Bolo de aniversário?
A paçoca da tia nega faz tanto sucesso, que em 2015, foi escolhida para produzir o melhor “bolo de aniversário” do arraial da capital, a paçoca do Boa Vista Junina, Maior Arraial da Amazônia. Na época, ela já foi considerada a maior paçoca do mundo, com 500 KG. A Elane ainda não estava à frente da empresa, mas estava lá, acompanhando tudo de pertinho e com a mão na massa, com a mãe, a dona Maria Mangabeira.

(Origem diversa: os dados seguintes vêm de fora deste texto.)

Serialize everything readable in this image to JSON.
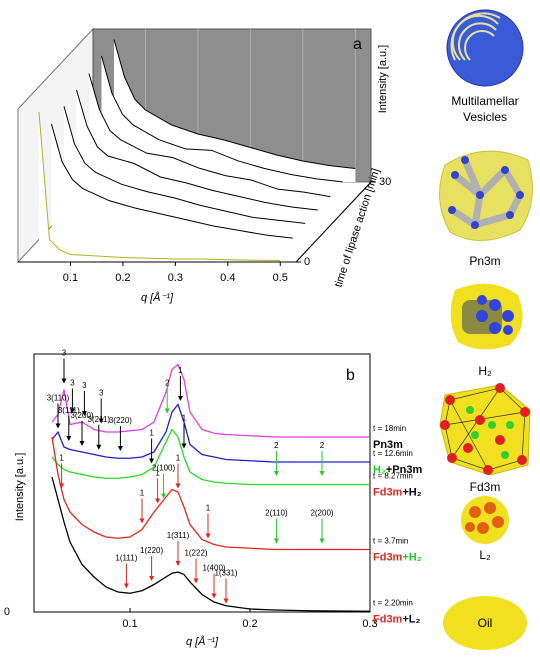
{
  "chart_data": [
    {
      "type": "waterfall",
      "title": "a",
      "xlabel": "q [Å⁻¹]",
      "ylabel": "Intensity [a.u.]",
      "zlabel": "time of lipase action [min]",
      "x": [
        0.04,
        0.06,
        0.08,
        0.1,
        0.15,
        0.2,
        0.25,
        0.3,
        0.35,
        0.4,
        0.45,
        0.5
      ],
      "z": [
        30,
        25,
        20,
        15,
        10,
        5,
        0
      ],
      "series": [
        {
          "color": "#000000",
          "values": [
            9.5,
            7,
            5.5,
            4.8,
            3.8,
            3.2,
            2.8,
            2.3,
            1.8,
            1.4,
            1.1,
            0.9
          ]
        },
        {
          "color": "#000000",
          "values": [
            9.3,
            6.8,
            5.4,
            4.7,
            3.7,
            3.1,
            3.0,
            2.3,
            1.8,
            1.4,
            1.1,
            0.9
          ]
        },
        {
          "color": "#000000",
          "values": [
            9.0,
            6.6,
            5.2,
            4.6,
            3.7,
            3.4,
            2.7,
            2.2,
            1.9,
            1.3,
            1.1,
            0.8
          ]
        },
        {
          "color": "#000000",
          "values": [
            8.8,
            6.4,
            5.0,
            4.4,
            3.9,
            3.0,
            2.6,
            2.1,
            1.7,
            1.3,
            1.0,
            0.8
          ]
        },
        {
          "color": "#000000",
          "values": [
            8.6,
            6.1,
            4.8,
            4.2,
            3.4,
            2.9,
            2.5,
            2.0,
            1.6,
            1.2,
            1.0,
            0.8
          ]
        },
        {
          "color": "#000000",
          "values": [
            8.3,
            5.8,
            4.6,
            4.0,
            3.2,
            2.7,
            2.3,
            1.9,
            1.5,
            1.2,
            0.9,
            0.7
          ]
        },
        {
          "color": "#b5b020",
          "values": [
            10,
            1.5,
            0.8,
            0.5,
            0.4,
            0.3,
            0.25,
            0.2,
            0.2,
            0.15,
            0.12,
            0.1
          ]
        }
      ],
      "xlim": [
        0,
        0.53
      ],
      "xticks": [
        0.1,
        0.2,
        0.3,
        0.4,
        0.5
      ],
      "ylim": [
        0,
        10
      ],
      "zlim": [
        0,
        30
      ],
      "zticks": [
        0,
        30
      ]
    },
    {
      "type": "line",
      "title": "b",
      "xlabel": "q [Å⁻¹]",
      "ylabel": "Intensity [a.u.]",
      "x": [
        0.035,
        0.04,
        0.045,
        0.05,
        0.06,
        0.07,
        0.08,
        0.09,
        0.1,
        0.11,
        0.12,
        0.13,
        0.135,
        0.14,
        0.145,
        0.15,
        0.16,
        0.17,
        0.18,
        0.2,
        0.22,
        0.25,
        0.3
      ],
      "series": [
        {
          "name": "t = 18min",
          "color": "#e040e0",
          "phase": [
            {
              "text": "Pn3m",
              "color": "#000000"
            }
          ],
          "values": [
            7.6,
            7.9,
            8.9,
            7.5,
            7.6,
            7.3,
            7.2,
            7.2,
            7.25,
            7.3,
            7.6,
            8.8,
            9.7,
            9.9,
            9.3,
            8.0,
            7.3,
            7.15,
            7.1,
            7.05,
            7.0,
            7.0,
            7.0
          ]
        },
        {
          "name": "t = 12.6min",
          "color": "#1f1fd0",
          "phase": [
            {
              "text": "H₂",
              "color": "#22cc22"
            },
            {
              "text": "+Pn3m",
              "color": "#000000"
            }
          ],
          "values": [
            6.9,
            7.2,
            6.6,
            6.5,
            6.4,
            6.3,
            6.2,
            6.15,
            6.15,
            6.2,
            6.4,
            7.2,
            8.0,
            8.3,
            7.6,
            6.7,
            6.3,
            6.2,
            6.1,
            6.05,
            6.0,
            6.0,
            6.0
          ]
        },
        {
          "name": "t = 8.27min",
          "color": "#22dd22",
          "phase": [
            {
              "text": "Fd3m",
              "color": "#e8231d"
            },
            {
              "text": "+H₂",
              "color": "#000000"
            }
          ],
          "values": [
            6.2,
            5.9,
            5.7,
            5.6,
            5.5,
            5.4,
            5.35,
            5.35,
            5.4,
            5.5,
            5.8,
            6.8,
            7.3,
            7.0,
            6.2,
            5.6,
            5.3,
            5.2,
            5.15,
            5.1,
            5.1,
            5.1,
            5.1
          ]
        },
        {
          "name": "t = 3.7min",
          "color": "#e8231d",
          "phase": [
            {
              "text": "Fd3m",
              "color": "#e8231d"
            },
            {
              "text": "+H₂",
              "color": "#22cc22"
            }
          ],
          "values": [
            7.0,
            5.5,
            4.5,
            4.0,
            3.5,
            3.2,
            3.0,
            2.95,
            3.0,
            3.3,
            4.0,
            4.6,
            4.9,
            4.8,
            4.2,
            3.5,
            2.9,
            2.7,
            2.6,
            2.55,
            2.5,
            2.5,
            2.5
          ]
        },
        {
          "name": "t = 2.20min",
          "color": "#000000",
          "phase": [
            {
              "text": "Fd3m",
              "color": "#e8231d"
            },
            {
              "text": "+L₂",
              "color": "#000000"
            }
          ],
          "values": [
            5.4,
            4.5,
            3.6,
            2.8,
            1.9,
            1.4,
            1.0,
            0.8,
            0.75,
            0.85,
            1.1,
            1.4,
            1.55,
            1.6,
            1.5,
            1.2,
            0.7,
            0.4,
            0.25,
            0.12,
            0.08,
            0.05,
            0.03
          ]
        }
      ],
      "annotations": [
        {
          "text": "3",
          "x": 0.045,
          "y": 9.1,
          "color": "#000000"
        },
        {
          "text": "3",
          "x": 0.052,
          "y": 7.9,
          "color": "#000000"
        },
        {
          "text": "3",
          "x": 0.062,
          "y": 7.8,
          "color": "#000000"
        },
        {
          "text": "3",
          "x": 0.076,
          "y": 7.5,
          "color": "#000000"
        },
        {
          "text": "3(110)",
          "x": 0.04,
          "y": 7.3,
          "color": "#000000"
        },
        {
          "text": "3(111)",
          "x": 0.049,
          "y": 6.8,
          "color": "#000000"
        },
        {
          "text": "3(200)",
          "x": 0.06,
          "y": 6.6,
          "color": "#000000"
        },
        {
          "text": "3(211)",
          "x": 0.074,
          "y": 6.45,
          "color": "#000000"
        },
        {
          "text": "3(220)",
          "x": 0.092,
          "y": 6.4,
          "color": "#000000"
        },
        {
          "text": "2",
          "x": 0.131,
          "y": 7.9,
          "color": "#22cc22"
        },
        {
          "text": "1",
          "x": 0.142,
          "y": 8.4,
          "color": "#000000"
        },
        {
          "text": "2",
          "x": 0.222,
          "y": 5.4,
          "color": "#22cc22"
        },
        {
          "text": "2",
          "x": 0.26,
          "y": 5.4,
          "color": "#22cc22"
        },
        {
          "text": "1",
          "x": 0.118,
          "y": 5.9,
          "color": "#000000"
        },
        {
          "text": "1",
          "x": 0.145,
          "y": 6.5,
          "color": "#000000"
        },
        {
          "text": "2(100)",
          "x": 0.128,
          "y": 4.5,
          "color": "#22cc22"
        },
        {
          "text": "1",
          "x": 0.043,
          "y": 4.9,
          "color": "#e8231d"
        },
        {
          "text": "1",
          "x": 0.11,
          "y": 3.5,
          "color": "#e8231d"
        },
        {
          "text": "1",
          "x": 0.123,
          "y": 4.3,
          "color": "#e8231d"
        },
        {
          "text": "1",
          "x": 0.14,
          "y": 4.9,
          "color": "#e8231d"
        },
        {
          "text": "1",
          "x": 0.165,
          "y": 2.9,
          "color": "#e8231d"
        },
        {
          "text": "2(110)",
          "x": 0.222,
          "y": 2.7,
          "color": "#22cc22"
        },
        {
          "text": "2(200)",
          "x": 0.26,
          "y": 2.7,
          "color": "#22cc22"
        },
        {
          "text": "1(111)",
          "x": 0.097,
          "y": 0.9,
          "color": "#e8231d"
        },
        {
          "text": "1(220)",
          "x": 0.118,
          "y": 1.2,
          "color": "#e8231d"
        },
        {
          "text": "1(311)",
          "x": 0.14,
          "y": 1.8,
          "color": "#e8231d"
        },
        {
          "text": "1(222)",
          "x": 0.155,
          "y": 1.1,
          "color": "#e8231d"
        },
        {
          "text": "1(400)",
          "x": 0.17,
          "y": 0.5,
          "color": "#e8231d"
        },
        {
          "text": "1(331)",
          "x": 0.18,
          "y": 0.3,
          "color": "#e8231d"
        }
      ],
      "xlim": [
        0.02,
        0.3
      ],
      "xticks": [
        0.1,
        0.2,
        0.3
      ],
      "ylim": [
        0,
        10
      ],
      "yticks": [
        0
      ]
    }
  ],
  "illustration_labels": [
    "Multilamellar",
    "Vesicles",
    "Pn3m",
    "H₂",
    "Fd3m",
    "L₂",
    "Oil"
  ]
}
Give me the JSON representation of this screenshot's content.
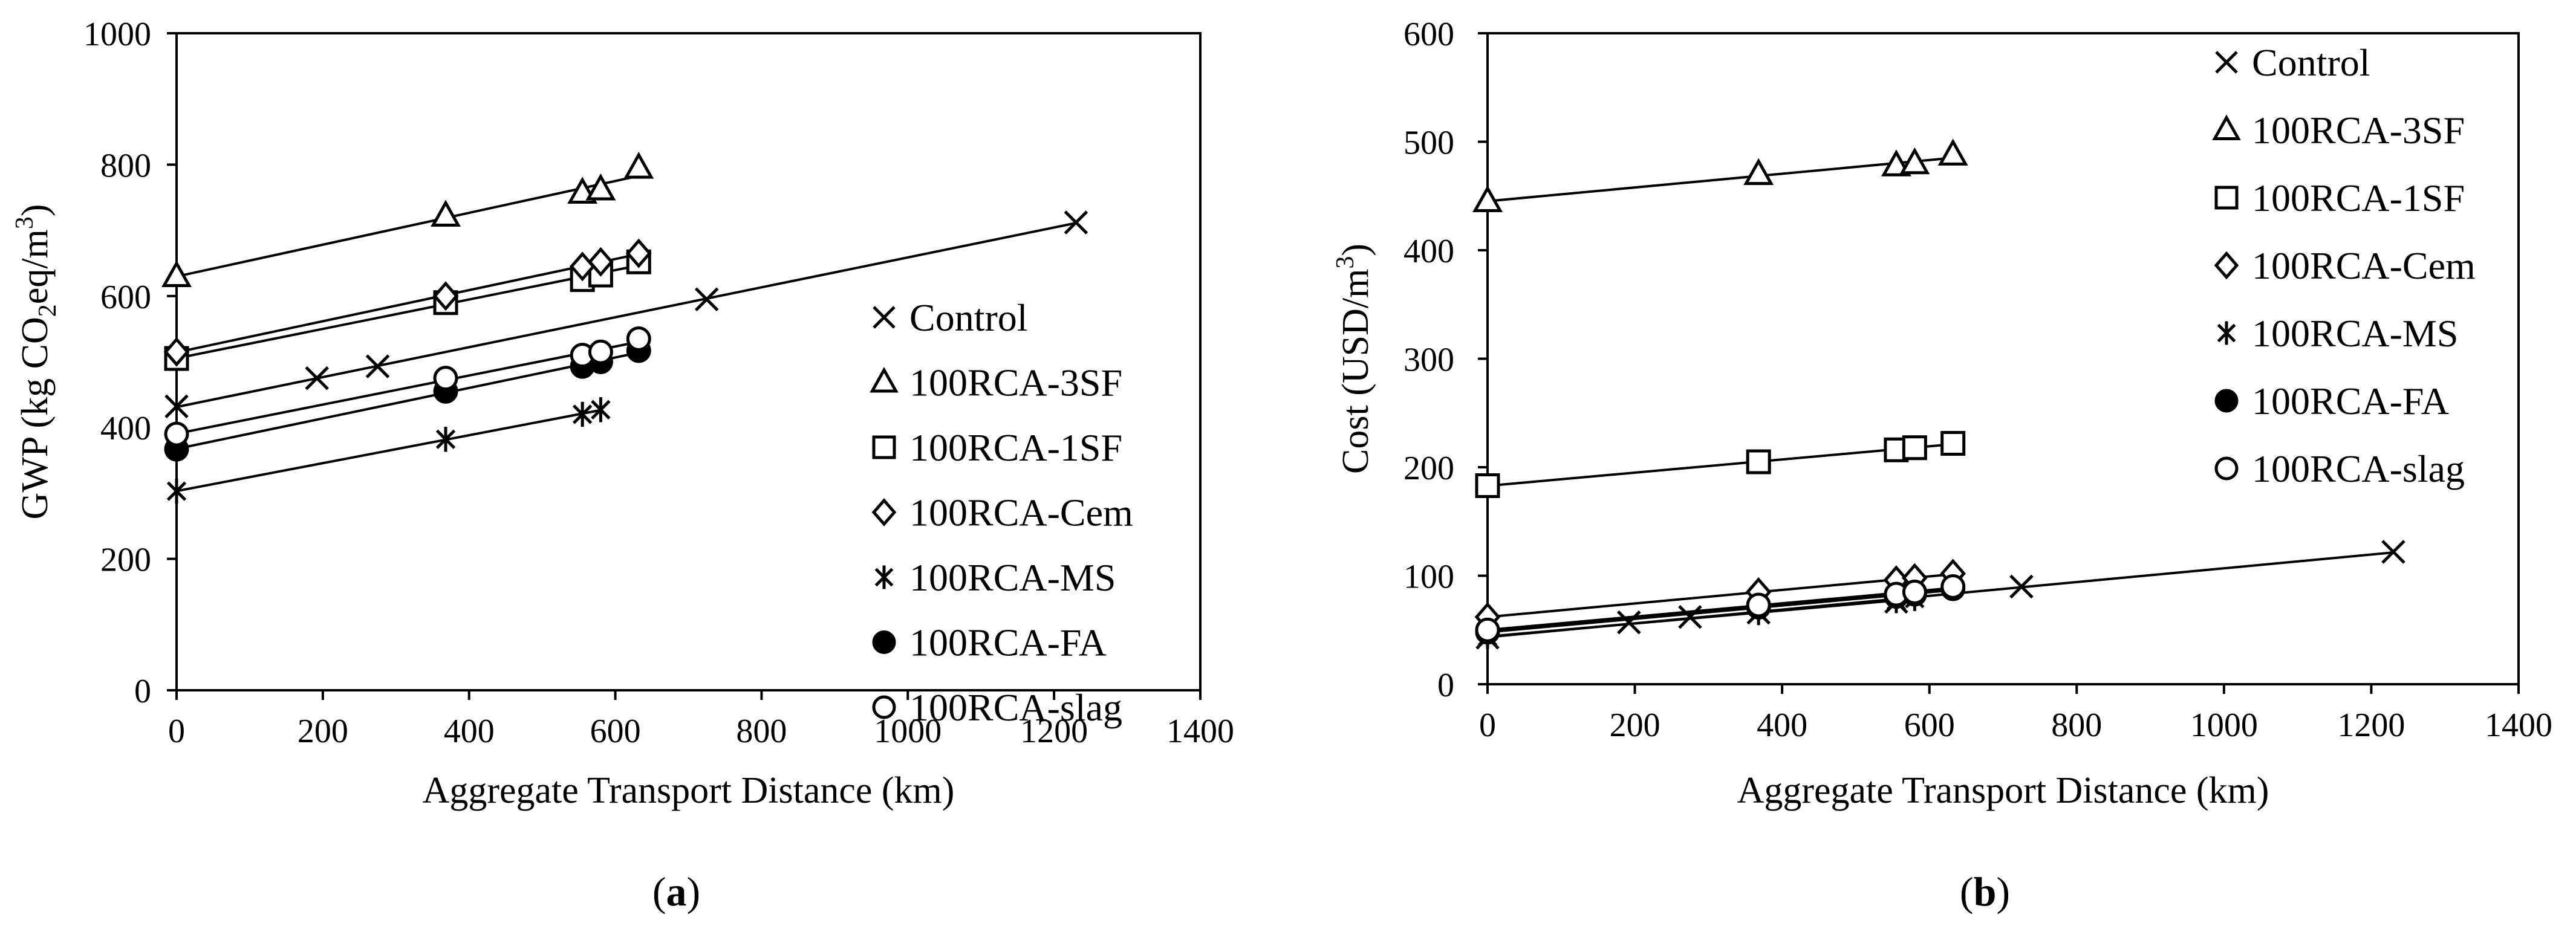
{
  "chart_data": [
    {
      "type": "scatter",
      "panel_label": "(a)",
      "panel_letter": "a",
      "title": "",
      "xlabel": "Aggregate Transport Distance (km)",
      "ylabel": "GWP (kg CO2eq/m3)",
      "ylabel_parts": [
        "GWP (kg CO",
        "2",
        "eq/m",
        "3",
        ")"
      ],
      "xlim": [
        0,
        1400
      ],
      "ylim": [
        0,
        1000
      ],
      "xticks": [
        0,
        200,
        400,
        600,
        800,
        1000,
        1200,
        1400
      ],
      "yticks": [
        0,
        200,
        400,
        600,
        800,
        1000
      ],
      "grid": false,
      "legend_position": "right",
      "trendlines": true,
      "series": [
        {
          "name": "Control",
          "marker": "x",
          "x": [
            0,
            192,
            275,
            725,
            1230
          ],
          "y": [
            432,
            475,
            493,
            595,
            712
          ]
        },
        {
          "name": "100RCA-3SF",
          "marker": "triangle",
          "x": [
            0,
            368,
            555,
            580,
            632
          ],
          "y": [
            630,
            722,
            757,
            762,
            795
          ]
        },
        {
          "name": "100RCA-1SF",
          "marker": "square",
          "x": [
            0,
            368,
            555,
            580,
            632
          ],
          "y": [
            505,
            590,
            625,
            632,
            652
          ]
        },
        {
          "name": "100RCA-Cem",
          "marker": "diamond",
          "x": [
            0,
            368,
            555,
            580,
            632
          ],
          "y": [
            515,
            600,
            645,
            652,
            665
          ]
        },
        {
          "name": "100RCA-MS",
          "marker": "asterisk",
          "x": [
            0,
            368,
            555,
            580
          ],
          "y": [
            303,
            382,
            420,
            427
          ]
        },
        {
          "name": "100RCA-FA",
          "marker": "filled-circle",
          "x": [
            0,
            368,
            555,
            580,
            632
          ],
          "y": [
            367,
            455,
            493,
            500,
            517
          ]
        },
        {
          "name": "100RCA-slag",
          "marker": "circle",
          "x": [
            0,
            368,
            555,
            580,
            632
          ],
          "y": [
            390,
            475,
            510,
            515,
            535
          ]
        }
      ]
    },
    {
      "type": "scatter",
      "panel_label": "(b)",
      "panel_letter": "b",
      "title": "",
      "xlabel": "Aggregate Transport Distance (km)",
      "ylabel": "Cost (USD/m3)",
      "ylabel_parts": [
        "Cost (USD/m",
        "3",
        ")"
      ],
      "xlim": [
        0,
        1400
      ],
      "ylim": [
        0,
        600
      ],
      "xticks": [
        0,
        200,
        400,
        600,
        800,
        1000,
        1200,
        1400
      ],
      "yticks": [
        0,
        100,
        200,
        300,
        400,
        500,
        600
      ],
      "grid": false,
      "legend_position": "top-right",
      "trendlines": true,
      "series": [
        {
          "name": "Control",
          "marker": "x",
          "x": [
            0,
            192,
            275,
            368,
            555,
            725,
            1230
          ],
          "y": [
            43,
            57,
            62,
            66,
            76,
            90,
            122
          ]
        },
        {
          "name": "100RCA-3SF",
          "marker": "triangle",
          "x": [
            0,
            368,
            555,
            580,
            632
          ],
          "y": [
            445,
            470,
            478,
            480,
            488
          ]
        },
        {
          "name": "100RCA-1SF",
          "marker": "square",
          "x": [
            0,
            368,
            555,
            580,
            632
          ],
          "y": [
            183,
            205,
            216,
            218,
            222
          ]
        },
        {
          "name": "100RCA-Cem",
          "marker": "diamond",
          "x": [
            0,
            368,
            555,
            580,
            632
          ],
          "y": [
            62,
            85,
            96,
            98,
            102
          ]
        },
        {
          "name": "100RCA-MS",
          "marker": "asterisk",
          "x": [
            0,
            368,
            555,
            580
          ],
          "y": [
            44,
            66,
            77,
            79
          ]
        },
        {
          "name": "100RCA-FA",
          "marker": "filled-circle",
          "x": [
            0,
            368,
            555,
            580,
            632
          ],
          "y": [
            48,
            71,
            81,
            83,
            88
          ]
        },
        {
          "name": "100RCA-slag",
          "marker": "circle",
          "x": [
            0,
            368,
            555,
            580,
            632
          ],
          "y": [
            50,
            73,
            83,
            85,
            90
          ]
        }
      ]
    }
  ]
}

“Na época, em 2015, a empresa não estava tão estruturada como hoje, foi um desafio produzir 500 KG. A gente teve que adaptar um pouco mais. Como sempre foi um trabalho em família, na época que minha mãe estava viva, quem cortava carne, quem batia era meus irmãos. Eu sempre estive ali do lado dela. Antigamente não tinha loja, era em uma sala, a produção acontecia no fundo da garagem. A gente fez todo o preparo, corremos a atrás de tudo. No dia de servir na praça, eu lembro que eu e ela participamos da distribuição da paçoca. Até hoje eu guardo o avental que ela usou no dia”, disse emocionada a empreendedora.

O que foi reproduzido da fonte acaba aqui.